Años donde me sentí vivo y liberado. Pero las alegrías duran poco. Cinco años más pasaron. Bravos, vertiginosos, pero no como aquel 2001. Aprendí a estudiar de verdad para recibirme y obtener el título que soñaba cuando todavía era un chico sentado en las rejas del parque. Llegaron mis primeras clases. Me convertí en aquel profesional que había idealizado, frente a un montón de alumnos que apenas si sabían aquella historia de cacerolas y asambleas vecinales. Me tocaba contarles lo que pasó. Nunca lo entendieron en profundidad. Ociosos, con celulares y organizando tardes en McDonalds, me demostraron que aquello que tanto nos conmovió había terminado, y que tan sólo sobrevivía en los corazones adolescentes de nuestra generación.
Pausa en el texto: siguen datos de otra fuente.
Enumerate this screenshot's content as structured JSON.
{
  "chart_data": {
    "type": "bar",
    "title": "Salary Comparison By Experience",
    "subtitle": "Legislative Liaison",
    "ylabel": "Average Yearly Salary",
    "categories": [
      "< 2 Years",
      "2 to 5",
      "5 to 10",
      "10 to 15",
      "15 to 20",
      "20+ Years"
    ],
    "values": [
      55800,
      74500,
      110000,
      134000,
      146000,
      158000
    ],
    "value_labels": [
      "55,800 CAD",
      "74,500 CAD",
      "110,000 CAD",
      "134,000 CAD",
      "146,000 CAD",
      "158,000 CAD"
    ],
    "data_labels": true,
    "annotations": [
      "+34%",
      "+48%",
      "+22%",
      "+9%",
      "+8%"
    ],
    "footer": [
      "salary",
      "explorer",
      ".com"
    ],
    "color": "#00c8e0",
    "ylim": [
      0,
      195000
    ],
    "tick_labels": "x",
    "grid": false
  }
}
Solo ahí entendí que la crisis realmente había terminado una generación después de la mía.

Hoy tengo 30 años. Dejé la casa de mis padres pero voy semanalmente a verlos. Salgo al patio para ver la vieja escalera del tobogán que sigue tirada ahí, y los escucho cantar. Los teros siguen ahí. Quietos, como hace 15 años atrás. Ellos no cambiaron, están como en aquel 2001. Pero ya me dejo convencer que son los que se escaparon en mi infancia. Comprendí que se necesitan algunas mentiras para vivir. Ahora soy yo quien los visita a ellos.